Policy analyst and education advocate, Kofi Asare, has raised concerns over government’s plan to establish a new College of Education in Ezinlibo in the Jomoro Municipality.
In a post on X (formerly Twitter), he questioned the policy justification for the move, citing existing capacity challenges and an oversupply of trained teachers.
“What’s the policy justification for establishing a CoE in Jomoro Municipal:
When Jomoro Municipal shares a border with Aowin Municipal, where Enchi CoE operates at 30% below capacity due to the 2022 admission caps imposed by MoE, and where abandoned and uncompleted projects limit capacity?
When there are already four (4) CoEs in the traditional Western Region producing education graduates?
When University of Cape Coast distance learning centres in the Western Region are also producing teachers?

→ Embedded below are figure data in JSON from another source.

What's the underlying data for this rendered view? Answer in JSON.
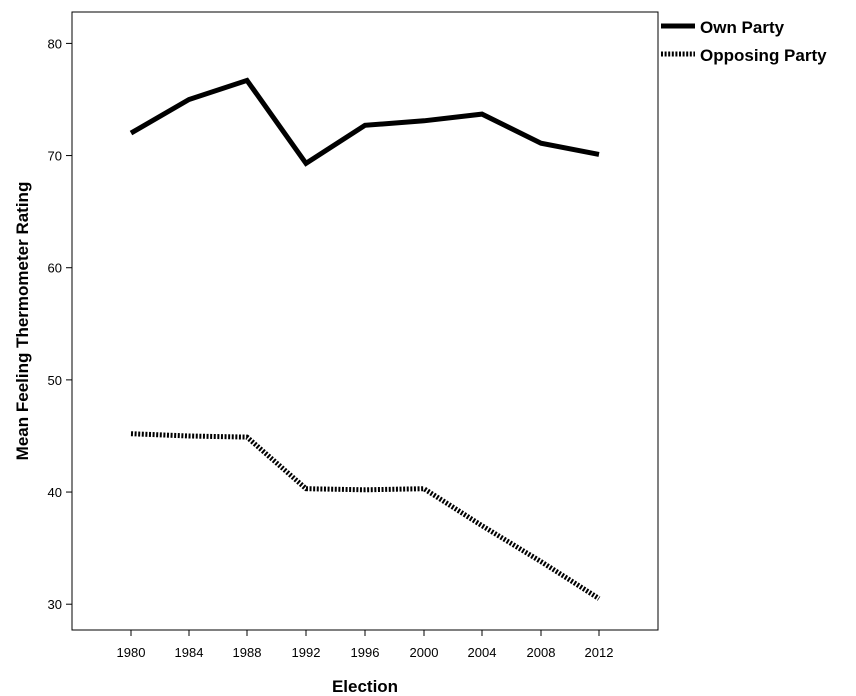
{
  "chart_data": {
    "type": "line",
    "title": "",
    "xlabel": "Election",
    "ylabel": "Mean Feeling Thermometer Rating",
    "x": [
      1980,
      1984,
      1988,
      1992,
      1996,
      2000,
      2004,
      2008,
      2012
    ],
    "x_tick_labels": [
      "1980",
      "1984",
      "1988",
      "1992",
      "1996",
      "2000",
      "2004",
      "2008",
      "2012"
    ],
    "ylim": [
      27.7,
      82.8
    ],
    "y_ticks": [
      30,
      40,
      50,
      60,
      70,
      80
    ],
    "y_tick_labels": [
      "30",
      "40",
      "50",
      "60",
      "70",
      "80"
    ],
    "grid": false,
    "legend_position": "top-right, outside plot",
    "series": [
      {
        "name": "Own Party",
        "style": "solid",
        "color": "#000000",
        "values": [
          72.0,
          75.0,
          76.7,
          69.3,
          72.7,
          73.1,
          73.7,
          71.1,
          70.1
        ]
      },
      {
        "name": "Opposing Party",
        "style": "dotted",
        "color": "#000000",
        "values": [
          45.2,
          45.0,
          44.9,
          40.3,
          40.2,
          40.3,
          37.0,
          33.8,
          30.5
        ]
      }
    ]
  }
}
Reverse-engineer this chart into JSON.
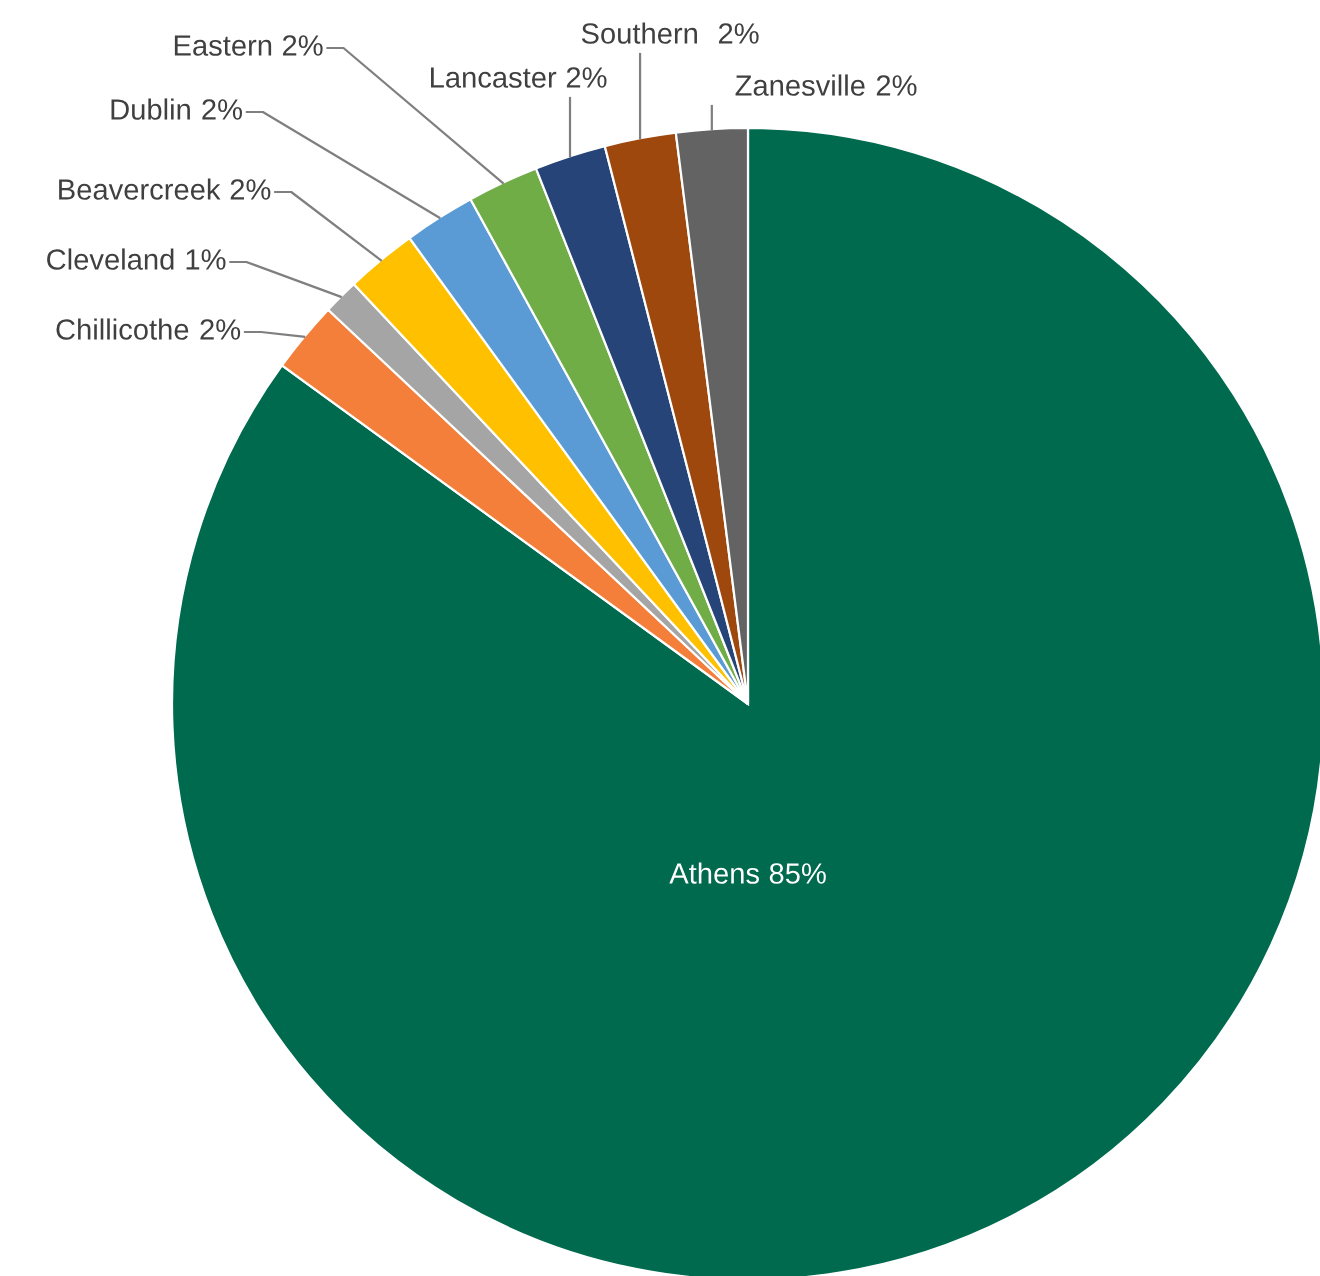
{
  "chart_data": {
    "type": "pie",
    "categories": [
      "Athens",
      "Chillicothe",
      "Cleveland",
      "Beavercreek",
      "Dublin",
      "Eastern",
      "Lancaster",
      "Southern",
      "Zanesville"
    ],
    "values": [
      85,
      2,
      1,
      2,
      2,
      2,
      2,
      2,
      2
    ],
    "colors": [
      "#006a4e",
      "#f47f3a",
      "#a5a5a5",
      "#ffc000",
      "#5b9bd5",
      "#70ad47",
      "#264478",
      "#9e480e",
      "#636363"
    ],
    "value_labels": [
      "85%",
      "2%",
      "1%",
      "2%",
      "2%",
      "2%",
      "2%",
      "2%",
      "2%"
    ],
    "legend": false
  }
}
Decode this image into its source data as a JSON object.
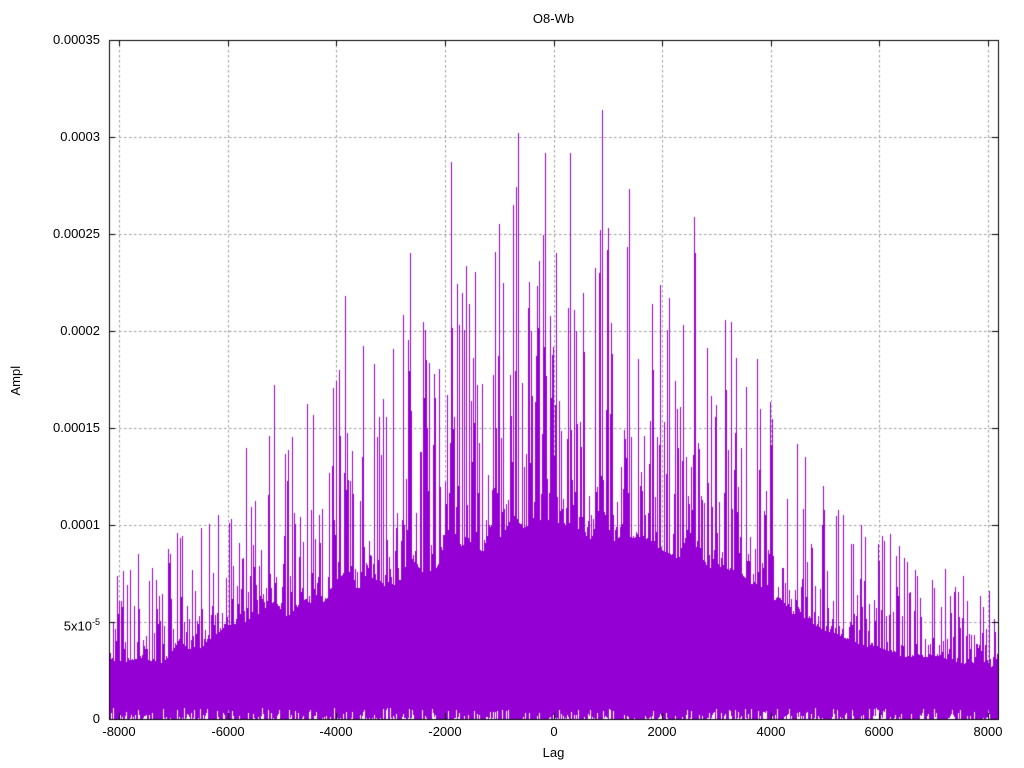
{
  "chart_data": {
    "type": "line",
    "style": "impulses",
    "title": "O8-Wb",
    "xlabel": "Lag",
    "ylabel": "Ampl",
    "xlim": [
      -8192,
      8192
    ],
    "ylim": [
      0,
      0.00035
    ],
    "grid": true,
    "legend": "none",
    "colors": {
      "series": "#9400d3",
      "grid": "#9e9e9e",
      "border": "#000000",
      "background": "#ffffff",
      "text": "#000000"
    },
    "x_ticks": [
      {
        "v": -8000,
        "label": "-8000"
      },
      {
        "v": -6000,
        "label": "-6000"
      },
      {
        "v": -4000,
        "label": "-4000"
      },
      {
        "v": -2000,
        "label": "-2000"
      },
      {
        "v": 0,
        "label": "0"
      },
      {
        "v": 2000,
        "label": "2000"
      },
      {
        "v": 4000,
        "label": "4000"
      },
      {
        "v": 6000,
        "label": "6000"
      },
      {
        "v": 8000,
        "label": "8000"
      }
    ],
    "y_ticks": [
      {
        "v": 0,
        "label": "0"
      },
      {
        "v": 5e-05,
        "label": "5x10",
        "sup": "-5"
      },
      {
        "v": 0.0001,
        "label": "0.0001"
      },
      {
        "v": 0.00015,
        "label": "0.00015"
      },
      {
        "v": 0.0002,
        "label": "0.0002"
      },
      {
        "v": 0.00025,
        "label": "0.00025"
      },
      {
        "v": 0.0003,
        "label": "0.0003"
      },
      {
        "v": 0.00035,
        "label": "0.00035"
      }
    ],
    "envelope_points": [
      [
        -8192,
        8.8e-05
      ],
      [
        -8000,
        8.2e-05
      ],
      [
        -7600,
        9e-05
      ],
      [
        -7200,
        8e-05
      ],
      [
        -6900,
        0.000114
      ],
      [
        -6600,
        9.5e-05
      ],
      [
        -6300,
        0.00012
      ],
      [
        -6000,
        0.000138
      ],
      [
        -5700,
        0.000142
      ],
      [
        -5400,
        0.000155
      ],
      [
        -5150,
        0.000172
      ],
      [
        -4900,
        0.00015
      ],
      [
        -4600,
        0.000175
      ],
      [
        -4300,
        0.000165
      ],
      [
        -4000,
        0.000195
      ],
      [
        -3850,
        0.000218
      ],
      [
        -3600,
        0.00019
      ],
      [
        -3400,
        0.00021
      ],
      [
        -3100,
        0.000195
      ],
      [
        -2850,
        0.000198
      ],
      [
        -2650,
        0.00024
      ],
      [
        -2400,
        0.000215
      ],
      [
        -2150,
        0.00022
      ],
      [
        -1900,
        0.000287
      ],
      [
        -1700,
        0.000255
      ],
      [
        -1500,
        0.00026
      ],
      [
        -1300,
        0.000245
      ],
      [
        -1150,
        0.000285
      ],
      [
        -950,
        0.000265
      ],
      [
        -750,
        0.000302
      ],
      [
        -550,
        0.00028
      ],
      [
        -350,
        0.000294
      ],
      [
        -150,
        0.000292
      ],
      [
        0,
        0.000295
      ],
      [
        150,
        0.00028
      ],
      [
        350,
        0.000292
      ],
      [
        550,
        0.00027
      ],
      [
        700,
        0.000265
      ],
      [
        900,
        0.000314
      ],
      [
        1100,
        0.00026
      ],
      [
        1300,
        0.000273
      ],
      [
        1500,
        0.000265
      ],
      [
        1650,
        0.00027
      ],
      [
        1900,
        0.00025
      ],
      [
        2100,
        0.000245
      ],
      [
        2300,
        0.000235
      ],
      [
        2600,
        0.000259
      ],
      [
        2800,
        0.000225
      ],
      [
        3000,
        0.00022
      ],
      [
        3200,
        0.000215
      ],
      [
        3400,
        0.000222
      ],
      [
        3600,
        0.0002
      ],
      [
        3800,
        0.000198
      ],
      [
        4000,
        0.000173
      ],
      [
        4200,
        0.000176
      ],
      [
        4400,
        0.000155
      ],
      [
        4600,
        0.00015
      ],
      [
        4800,
        0.00014
      ],
      [
        5000,
        0.00013
      ],
      [
        5200,
        0.000125
      ],
      [
        5500,
        0.000115
      ],
      [
        5800,
        0.000105
      ],
      [
        6100,
        0.000103
      ],
      [
        6400,
        9.2e-05
      ],
      [
        6700,
        9e-05
      ],
      [
        7000,
        9.2e-05
      ],
      [
        7300,
        8.8e-05
      ],
      [
        7600,
        8e-05
      ],
      [
        7900,
        8.6e-05
      ],
      [
        8100,
        7.5e-05
      ],
      [
        8192,
        9.5e-05
      ]
    ],
    "notable_peaks": [
      {
        "lag": 900,
        "value": 0.000314
      },
      {
        "lag": -660,
        "value": 0.000302
      },
      {
        "lag": -150,
        "value": 0.000292
      },
      {
        "lag": 310,
        "value": 0.000292
      },
      {
        "lag": -1890,
        "value": 0.000287
      },
      {
        "lag": 1400,
        "value": 0.000273
      },
      {
        "lag": 2590,
        "value": 0.000259
      },
      {
        "lag": -2650,
        "value": 0.00024
      },
      {
        "lag": -3850,
        "value": 0.000218
      },
      {
        "lag": -5150,
        "value": 0.000172
      }
    ],
    "generation": {
      "seed": 911,
      "body_floor_frac": 0.35,
      "body_span_frac": 0.62,
      "spike_shape_exp": 3,
      "bottom_gap_prob": 0.45,
      "bottom_gap_max": 5.5e-06
    }
  }
}
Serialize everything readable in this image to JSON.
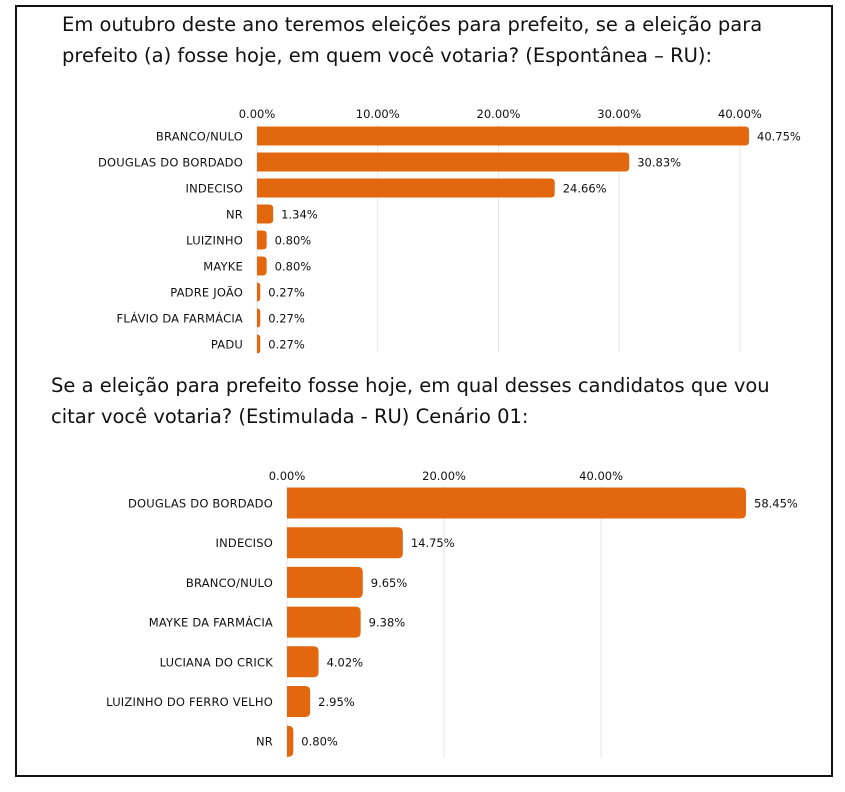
{
  "chart_data": [
    {
      "type": "bar",
      "orientation": "horizontal",
      "title": "Em outubro deste ano teremos eleições para prefeito, se a eleição para prefeito (a) fosse hoje, em quem você votaria? (Espontânea – RU):",
      "categories": [
        "BRANCO/NULO",
        "DOUGLAS DO BORDADO",
        "INDECISO",
        "NR",
        "LUIZINHO",
        "MAYKE",
        "PADRE JOÃO",
        "FLÁVIO DA FARMÁCIA",
        "PADU"
      ],
      "values": [
        40.75,
        30.83,
        24.66,
        1.34,
        0.8,
        0.8,
        0.27,
        0.27,
        0.27
      ],
      "value_labels": [
        "40.75%",
        "30.83%",
        "24.66%",
        "1.34%",
        "0.80%",
        "0.80%",
        "0.27%",
        "0.27%",
        "0.27%"
      ],
      "xticks": [
        "0.00%",
        "10.00%",
        "20.00%",
        "30.00%",
        "40.00%"
      ],
      "xtick_values": [
        0,
        10,
        20,
        30,
        40
      ],
      "xlim": [
        0,
        40.75
      ],
      "xlabel": "",
      "ylabel": "",
      "grid": true,
      "color": "#e2670f"
    },
    {
      "type": "bar",
      "orientation": "horizontal",
      "title": "Se a eleição para prefeito fosse hoje, em qual desses candidatos que vou citar você votaria? (Estimulada - RU) Cenário 01:",
      "categories": [
        "DOUGLAS DO BORDADO",
        "INDECISO",
        "BRANCO/NULO",
        "MAYKE DA FARMÁCIA",
        "LUCIANA DO CRICK",
        "LUIZINHO DO FERRO VELHO",
        "NR"
      ],
      "values": [
        58.45,
        14.75,
        9.65,
        9.38,
        4.02,
        2.95,
        0.8
      ],
      "value_labels": [
        "58.45%",
        "14.75%",
        "9.65%",
        "9.38%",
        "4.02%",
        "2.95%",
        "0.80%"
      ],
      "xticks": [
        "0.00%",
        "20.00%",
        "40.00%"
      ],
      "xtick_values": [
        0,
        20,
        40
      ],
      "xlim": [
        0,
        58.45
      ],
      "xlabel": "",
      "ylabel": "",
      "grid": true,
      "color": "#e2670f"
    }
  ]
}
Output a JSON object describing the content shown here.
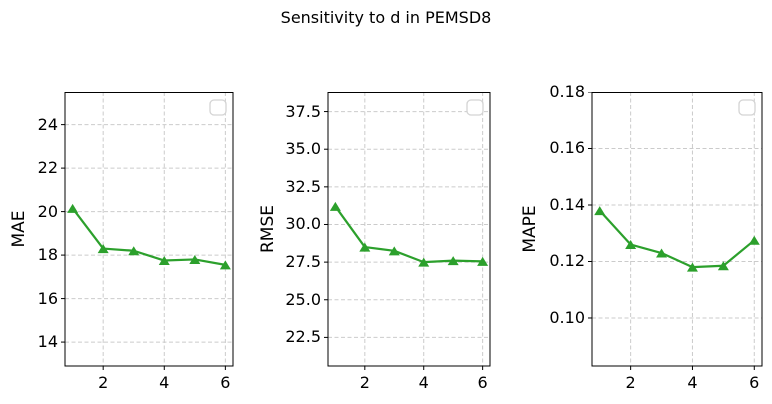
{
  "figure": {
    "title": "Sensitivity to d in PEMSD8"
  },
  "colors": {
    "line": "#2ca02c",
    "marker": "#2ca02c",
    "grid": "#cbcbcb",
    "spine": "#000000",
    "text": "#000000",
    "legend_border": "#d4d4d4",
    "background": "#ffffff"
  },
  "chart_data": [
    {
      "type": "line",
      "ylabel": "MAE",
      "x": [
        1,
        2,
        3,
        4,
        5,
        6
      ],
      "values": [
        20.15,
        18.3,
        18.2,
        17.75,
        17.8,
        17.55
      ],
      "xlim": [
        0.75,
        6.25
      ],
      "ylim": [
        12.9,
        25.5
      ],
      "xticks": [
        2,
        4,
        6
      ],
      "xtick_labels": [
        "2",
        "4",
        "6"
      ],
      "yticks": [
        14,
        16,
        18,
        20,
        22,
        24
      ],
      "ytick_labels": [
        "14",
        "16",
        "18",
        "20",
        "22",
        "24"
      ],
      "line_color": "#2ca02c",
      "marker": "triangle-up",
      "grid": "dashed",
      "legend": "empty-box"
    },
    {
      "type": "line",
      "ylabel": "RMSE",
      "x": [
        1,
        2,
        3,
        4,
        5,
        6
      ],
      "values": [
        31.2,
        28.5,
        28.25,
        27.5,
        27.6,
        27.55
      ],
      "xlim": [
        0.75,
        6.25
      ],
      "ylim": [
        20.6,
        38.8
      ],
      "xticks": [
        2,
        4,
        6
      ],
      "xtick_labels": [
        "2",
        "4",
        "6"
      ],
      "yticks": [
        22.5,
        25.0,
        27.5,
        30.0,
        32.5,
        35.0,
        37.5
      ],
      "ytick_labels": [
        "22.5",
        "25.0",
        "27.5",
        "30.0",
        "32.5",
        "35.0",
        "37.5"
      ],
      "line_color": "#2ca02c",
      "marker": "triangle-up",
      "grid": "dashed",
      "legend": "empty-box"
    },
    {
      "type": "line",
      "ylabel": "MAPE",
      "x": [
        1,
        2,
        3,
        4,
        5,
        6
      ],
      "values": [
        0.138,
        0.126,
        0.123,
        0.118,
        0.1185,
        0.1275
      ],
      "xlim": [
        0.75,
        6.25
      ],
      "ylim": [
        0.083,
        0.18
      ],
      "xticks": [
        2,
        4,
        6
      ],
      "xtick_labels": [
        "2",
        "4",
        "6"
      ],
      "yticks": [
        0.1,
        0.12,
        0.14,
        0.16,
        0.18
      ],
      "ytick_labels": [
        "0.10",
        "0.12",
        "0.14",
        "0.16",
        "0.18"
      ],
      "line_color": "#2ca02c",
      "marker": "triangle-up",
      "grid": "dashed",
      "legend": "empty-box"
    }
  ]
}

When the existing 46 public CoEs, together with University of Cape Coast, University of Education Winneba, University of Ghana, and University for Development Studies, are producing twice the number of teacher graduates required annually, with over 60,000 licensed teachers unemployed since 2023?”
He further argued that the proposed project lacks alignment with current educational needs and fiscal realities.
“Project Ezinlibo is strategically misaligned and lacks empirical justification based on current teacher supply, institutional capacity, and regional educational needs data.
For a sector running a financing gap of GH₵16 billion annually, this proposal struggles to meet the minimum threshold for prioritised spending.
Do not light a new fire when the old one still burns,” he added, citing a Larteh proverb.